The Morris exhibition had, in fact, been open to the public from the first day of its installation. Its maximal use of the museum’s space and structure, publicly demonstrated through the open installation process, also afforded the realization of sculpture as work, of installation as providing a strikingly clear and instructive text in mechanics, large-scaled demonstrations of the use of lever and of pulley. Artisans, museum personnel, and artist worked at the transport of the huge cement, wood, and steel components, converting the elevator into the giant pulley which hoisted them to the level of the exhibition floor where the assembly crew waited to install them, while a mass of visitors, armed with tape recorders, movie and still cameras, recorded their labor under the artist’s direction. The week of installation and the successive modifications of the structures during the exhibition period formed a single Continuous Project – Altered Daily.

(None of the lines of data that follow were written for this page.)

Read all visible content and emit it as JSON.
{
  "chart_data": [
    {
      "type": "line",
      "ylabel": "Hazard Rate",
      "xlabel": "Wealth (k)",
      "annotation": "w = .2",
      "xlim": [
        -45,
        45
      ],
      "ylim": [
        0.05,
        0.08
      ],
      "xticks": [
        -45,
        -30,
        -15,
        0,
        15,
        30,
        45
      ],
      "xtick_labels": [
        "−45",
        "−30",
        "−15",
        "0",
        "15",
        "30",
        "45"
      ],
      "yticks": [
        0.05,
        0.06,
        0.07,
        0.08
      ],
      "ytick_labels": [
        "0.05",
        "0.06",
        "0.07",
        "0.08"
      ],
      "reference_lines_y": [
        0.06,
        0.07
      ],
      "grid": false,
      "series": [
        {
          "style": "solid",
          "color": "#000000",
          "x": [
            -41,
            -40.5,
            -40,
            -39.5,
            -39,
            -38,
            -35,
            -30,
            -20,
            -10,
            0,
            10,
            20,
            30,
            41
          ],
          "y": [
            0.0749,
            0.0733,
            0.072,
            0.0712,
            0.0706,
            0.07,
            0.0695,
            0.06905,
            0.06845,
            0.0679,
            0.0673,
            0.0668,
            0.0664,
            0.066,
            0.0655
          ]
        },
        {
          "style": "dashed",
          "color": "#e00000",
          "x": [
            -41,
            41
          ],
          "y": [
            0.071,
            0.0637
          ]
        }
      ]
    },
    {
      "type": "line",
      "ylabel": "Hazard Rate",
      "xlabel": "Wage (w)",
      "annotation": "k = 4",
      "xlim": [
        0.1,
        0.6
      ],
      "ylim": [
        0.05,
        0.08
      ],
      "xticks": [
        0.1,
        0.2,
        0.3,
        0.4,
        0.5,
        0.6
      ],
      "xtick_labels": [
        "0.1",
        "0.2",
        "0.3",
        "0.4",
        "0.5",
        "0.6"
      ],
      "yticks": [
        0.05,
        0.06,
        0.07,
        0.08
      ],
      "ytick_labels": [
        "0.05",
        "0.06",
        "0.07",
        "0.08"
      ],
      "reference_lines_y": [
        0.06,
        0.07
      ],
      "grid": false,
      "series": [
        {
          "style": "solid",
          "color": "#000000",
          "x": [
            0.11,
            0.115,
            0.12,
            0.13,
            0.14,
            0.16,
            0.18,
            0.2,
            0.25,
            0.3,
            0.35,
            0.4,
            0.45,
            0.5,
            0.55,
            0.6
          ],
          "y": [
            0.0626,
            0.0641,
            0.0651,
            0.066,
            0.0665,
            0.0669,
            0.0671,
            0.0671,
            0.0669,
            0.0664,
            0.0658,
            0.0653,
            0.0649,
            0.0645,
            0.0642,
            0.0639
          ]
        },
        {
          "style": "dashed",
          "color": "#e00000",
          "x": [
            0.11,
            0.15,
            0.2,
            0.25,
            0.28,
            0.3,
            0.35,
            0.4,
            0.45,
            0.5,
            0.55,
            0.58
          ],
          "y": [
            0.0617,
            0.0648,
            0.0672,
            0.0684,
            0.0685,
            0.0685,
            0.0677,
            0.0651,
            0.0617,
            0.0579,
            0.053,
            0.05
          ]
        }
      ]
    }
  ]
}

Rainer’s work at the Whitney that spring was a new and considerably longer treatment of a collection of material she had previously offered at Pratt Institute in March of the preceding year. These performances, varying each evening, drew upon several inventories, of which the first articulated the modes of activity possible in performance. These modes, listed in the program notes, were rehearsal, teaching, run-through, working out, marking, then surprises, and a general category of spontaneous and unrehearsed or choreographed behavior. A second inventory analyzes levels of performance reality: primary, performing original material in a personal style; secondary, performing someone else’s material in a style approximating the original, or working in a known style or “genre”; and tertiary, performing someone else’s material in a style completely different from and/or inappropriate to, the original. In this performance, as in preceding and successive ones, the preferred levels indicated are B and C, with some priority for C, guaranteeing maximum distance from the mimetic. Professional and amateur gesture and deportment as visible in experienced and inexperienced performers are invoked in the context of the rapidly blurring distinction between the two categories. The elaboration of the program, the way in which it seeks to make explicit the concerns and processes, the contingencies which shape performance, strongly inflects one’s experience and recollection of the work, orders it, and impels one to parse the work. The readings of assigned texts, mostly reminiscences of performers in film’s silent period, superimposed the dimension of reference to past, completed performance upon a present, evolving one. And finally, a list of “roles” and of “metamuscular conditions affecting, whether visible of not, the execution of physical feats” bestowed upon the performance an expansive effect. Here is a brief excerpt from the long list:

adolescent
angel
athlete
autistic child
Annette Michelson
bird
Barbara Streisand
Buster Keaton
anger
convalescence
celibacy
constipation
catatonia
drug-induced state
discipline
diarrhea

Continuous Project contained a great part of the strategies used and transformed in the film to be made in 1972. For instance, the terms of these inventories functioned in a way approaching that of titles or intertitles; their distribution was left, however, to the spectator. Titles, projected or written on stage, will be used increasingly in the 1972 performances at Hofstra University and at the Whitney before assuming a variable structural function in Lives of Performers.

The principal change in performance structure and dynamics made by Continuous Project, however, came through Rainer’s new emphasis on work with and in the group, through the partial relinquishing of certain controls as choreographer and the admission of stimulus and suggestion from her performers. Continuous Project initiates, in fact, a two-year period during which she will pursue one line of improvisational work, of learning situations and group interaction as they culminate in the occasional, entirely improvisational performances with the group known as The Grand Union. In these public performances a sustained behavioral continuity is supported by no preparation but that of the growing and intensifying intimacy and developing capacity for freedom of personal response.